Haiti holds final round of election cycle started in 2015

PORT-AU-PRINCE, Haiti – Haiti held a final round of legislative contests as well as long-overdue municipal elections on Sunday, closing a repeatedly derailed electoral cycle that started in 2015.

President-elect Jovenel Moise’s political faction and its allies are hoping to increase their majority in Parliament with eight legislative runoffs. Voters were also choosing 5,500 district authorities in local elections whose tardiness over a decade has exasperated many.

Alix Pierre, a Port-au-Prince lawyer and one of hundreds of voters gathered at a polling station in the Canape Vert section of Haiti’s capital, said he was relieved the 2015 electoral cycle was finally concluding.

“It took such a long time to get here,” he said after casting his vote.

Turnout elsewhere appeared to be paltry, with numerous voting centres in Port-au-Prince and in other spots of the Caribbean country of roughly 11 million people serving only a trickle of voters.

In the Port-au-Prince slum of Bel Air, Benite Oramise was the only voter during the midmorning at a school serving as a polling station.

“I hope people will come after more church services are over.
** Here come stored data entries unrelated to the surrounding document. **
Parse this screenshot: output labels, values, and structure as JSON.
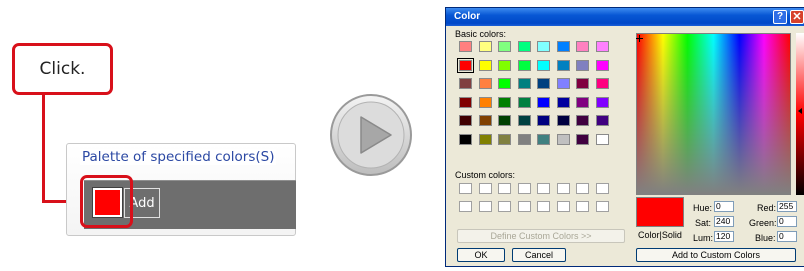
{
  "callout": {
    "text": "Click."
  },
  "palette": {
    "legend": "Palette of specified colors(S)",
    "add_label": "Add",
    "selected_color": "#ff0000"
  },
  "dialog": {
    "title": "Color",
    "help_glyph": "?",
    "close_glyph": "✕",
    "basic_colors_label": "Basic colors:",
    "custom_colors_label": "Custom colors:",
    "define_custom_label": "Define Custom Colors >>",
    "ok_label": "OK",
    "cancel_label": "Cancel",
    "color_solid_label": "Color|Solid",
    "add_custom_label": "Add to Custom Colors",
    "hue_label": "Hue:",
    "hue": "0",
    "sat_label": "Sat:",
    "sat": "240",
    "lum_label": "Lum:",
    "lum": "120",
    "red_label": "Red:",
    "red": "255",
    "green_label": "Green:",
    "green": "0",
    "blue_label": "Blue:",
    "blue": "0",
    "basic_colors": [
      "#ff8080",
      "#ffff80",
      "#80ff80",
      "#00ff80",
      "#80ffff",
      "#0080ff",
      "#ff80c0",
      "#ff80ff",
      "#ff0000",
      "#ffff00",
      "#80ff00",
      "#00ff40",
      "#00ffff",
      "#0080c0",
      "#8080c0",
      "#ff00ff",
      "#804040",
      "#ff8040",
      "#00ff00",
      "#008080",
      "#004080",
      "#8080ff",
      "#800040",
      "#ff0080",
      "#800000",
      "#ff8000",
      "#008000",
      "#008040",
      "#0000ff",
      "#0000a0",
      "#800080",
      "#8000ff",
      "#400000",
      "#804000",
      "#004000",
      "#004040",
      "#000080",
      "#000040",
      "#400040",
      "#400080",
      "#000000",
      "#808000",
      "#808040",
      "#808080",
      "#408080",
      "#c0c0c0",
      "#400040",
      "#ffffff"
    ],
    "selected_swatch_index": 8,
    "custom_count": 16
  }
}
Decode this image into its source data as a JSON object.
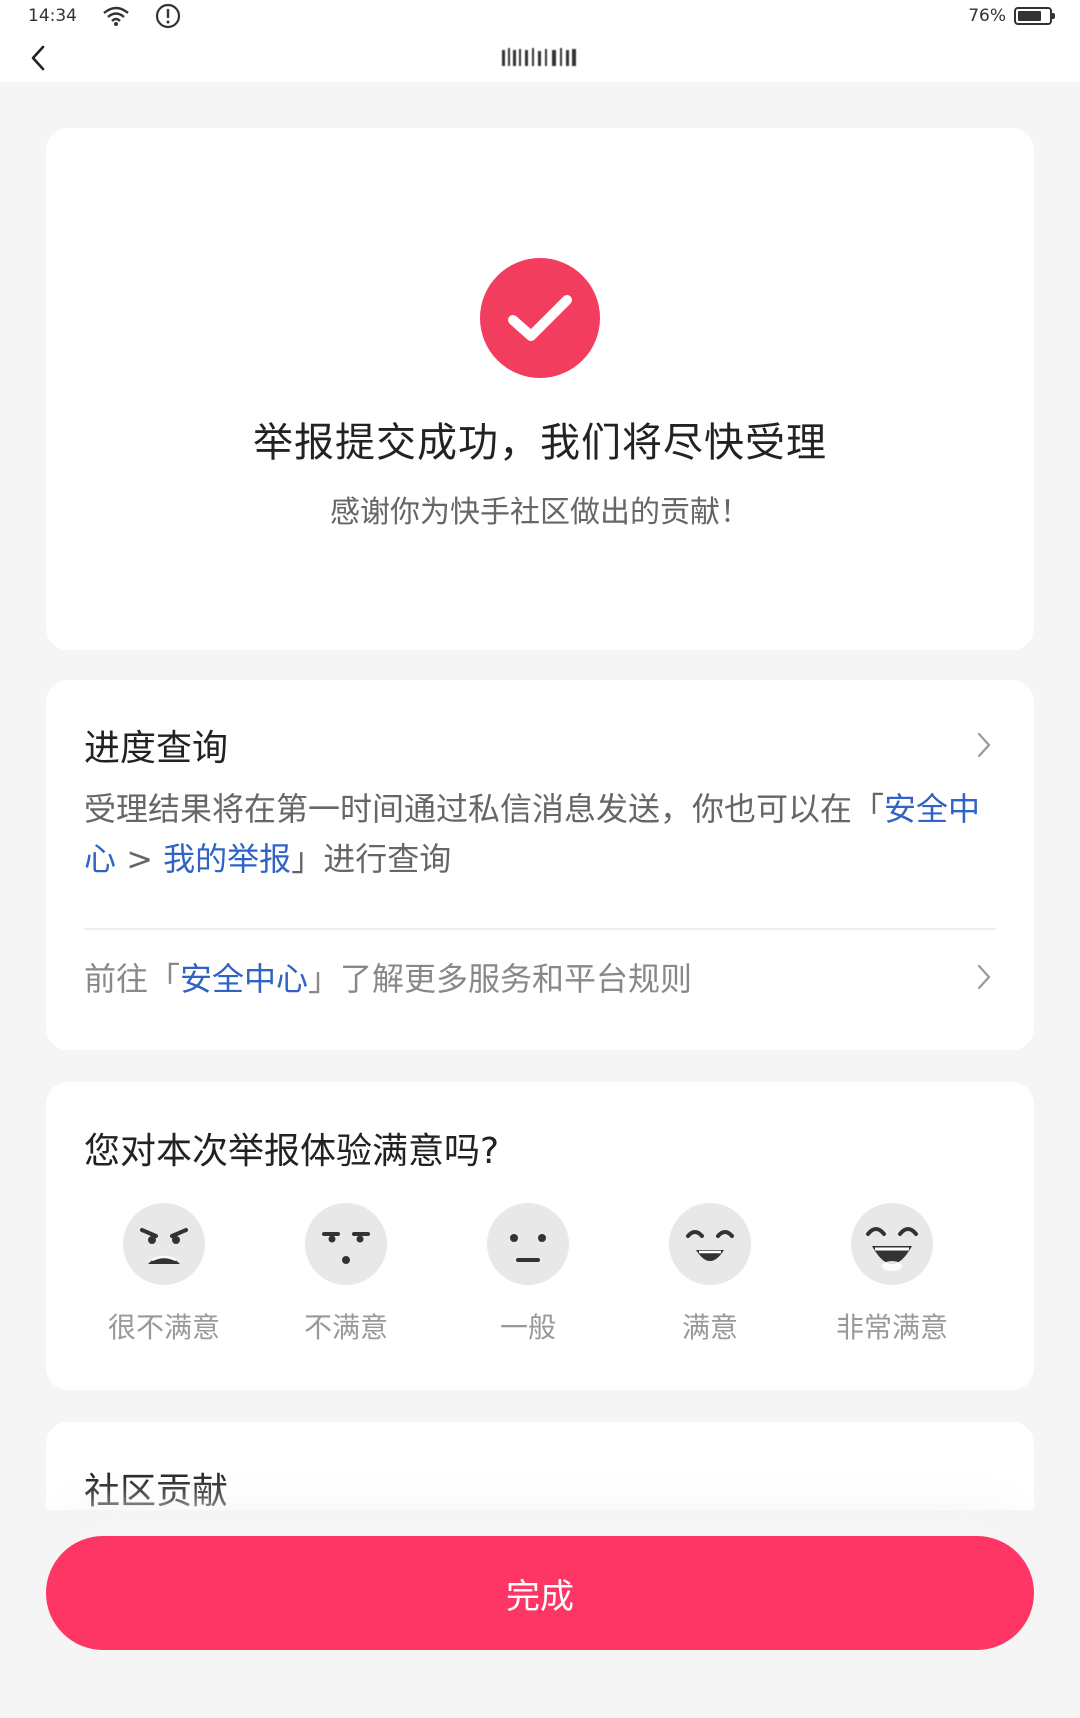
{
  "status_bar": {
    "time": "14:34",
    "battery": "76%",
    "battery_level": 0.76,
    "icons": [
      "wifi-icon",
      "alert-icon",
      "battery-icon"
    ]
  },
  "nav": {
    "back_icon": "chevron-left-icon"
  },
  "success": {
    "icon": "check-circle-icon",
    "title": "举报提交成功，我们将尽快受理",
    "subtitle": "感谢你为快手社区做出的贡献！"
  },
  "progress": {
    "title": "进度查询",
    "desc_part1": "受理结果将在第一时间通过私信消息发送，你也可以在「",
    "link1": "安全中心",
    "sep": " > ",
    "link2": "我的举报",
    "desc_part2": "」进行查询",
    "goto_prefix": "前往「",
    "goto_link": "安全中心",
    "goto_suffix": "」了解更多服务和平台规则"
  },
  "satisfaction": {
    "title": "您对本次举报体验满意吗?",
    "options": [
      {
        "label": "很不满意",
        "icon": "very-dissatisfied-face-icon"
      },
      {
        "label": "不满意",
        "icon": "dissatisfied-face-icon"
      },
      {
        "label": "一般",
        "icon": "neutral-face-icon"
      },
      {
        "label": "满意",
        "icon": "satisfied-face-icon"
      },
      {
        "label": "非常满意",
        "icon": "very-satisfied-face-icon"
      }
    ]
  },
  "community": {
    "title": "社区贡献"
  },
  "done_button": "完成",
  "colors": {
    "accent": "#f33d5f",
    "button": "#fe3666",
    "link": "#2f63c5"
  }
}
We should make our voices heard,” she said.

Across the country, balloting appeared to be mostly calm with voters who decided to participate. Some 12,000 police officers were deployed — essentially the entire Haitian National Police Force — to maintain order along with U.N. officers.
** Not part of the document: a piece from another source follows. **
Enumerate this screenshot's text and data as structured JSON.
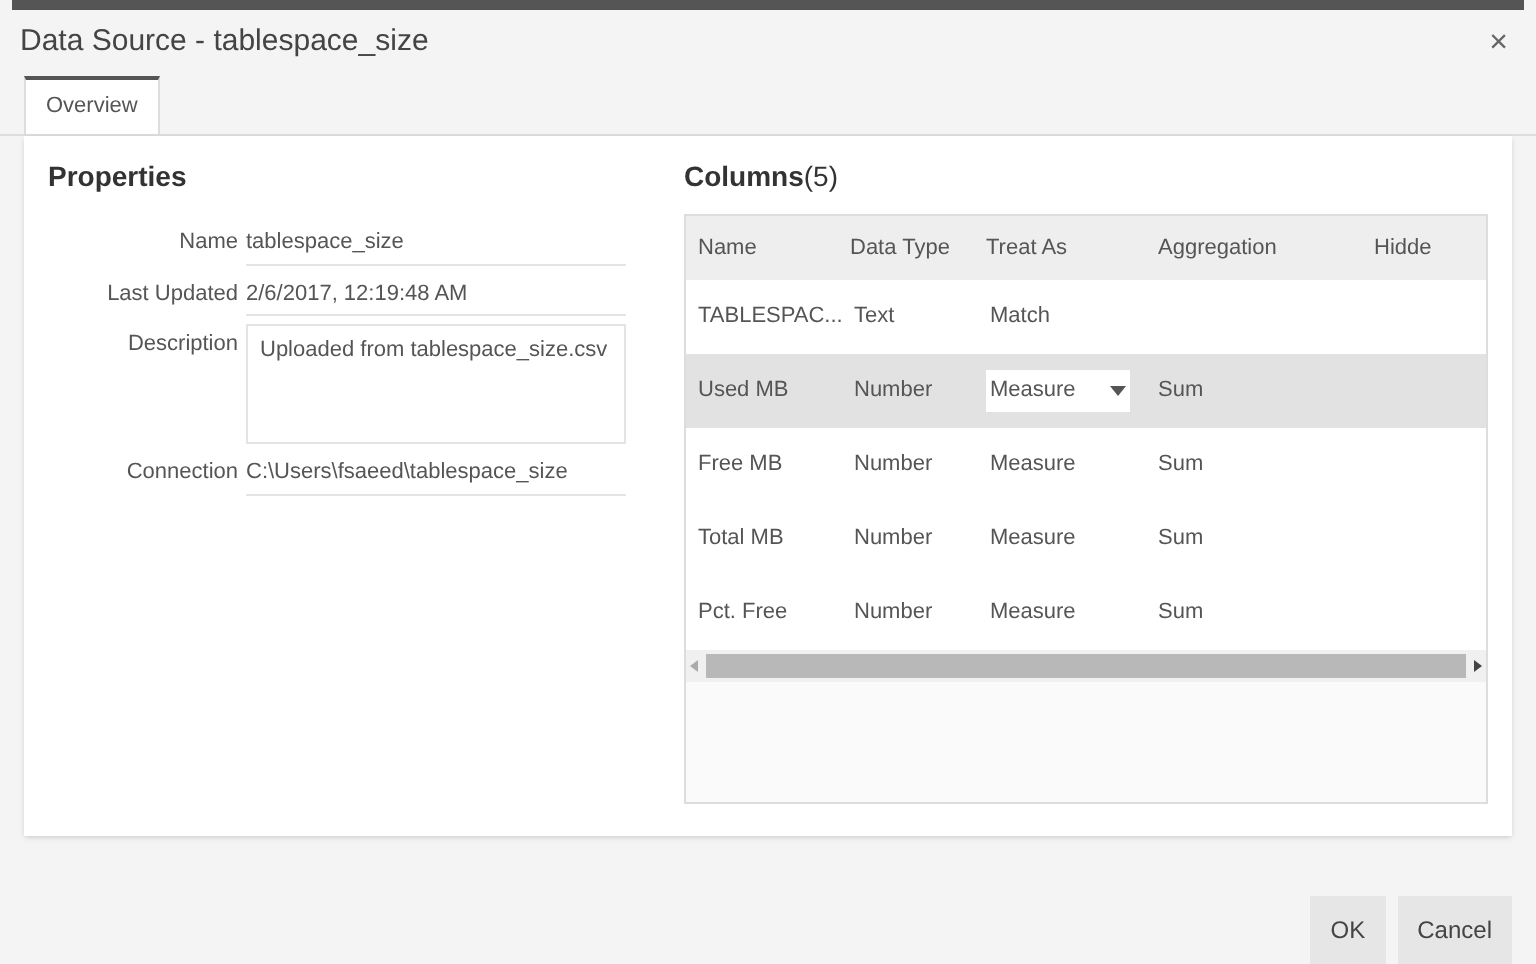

There were three guns seized and 10 arrests reported by midafternoon, including one in the central town of Mirebalais, where a suspect driving a white car threw tear gas outside a polling station, sending voters into a panic.

Mirebalais Police Commissioner Calixte Mercany confirmed that a political party representative called a “mandataire” was arrested for ripping up ballots during the melee. He couldn’t immediately confirm which faction the detained man belonged to, but local radio station Vision 2000 alleged he was with the Tet Kale party of the incoming president.

The border with the neighbouring Dominican Republic was closed before Election Day, a typical security measure during Haitian balloting. Border crossings were due to reopen at dawn Monday.

Moise’s oath-of-office ceremony is slated for Feb. 7.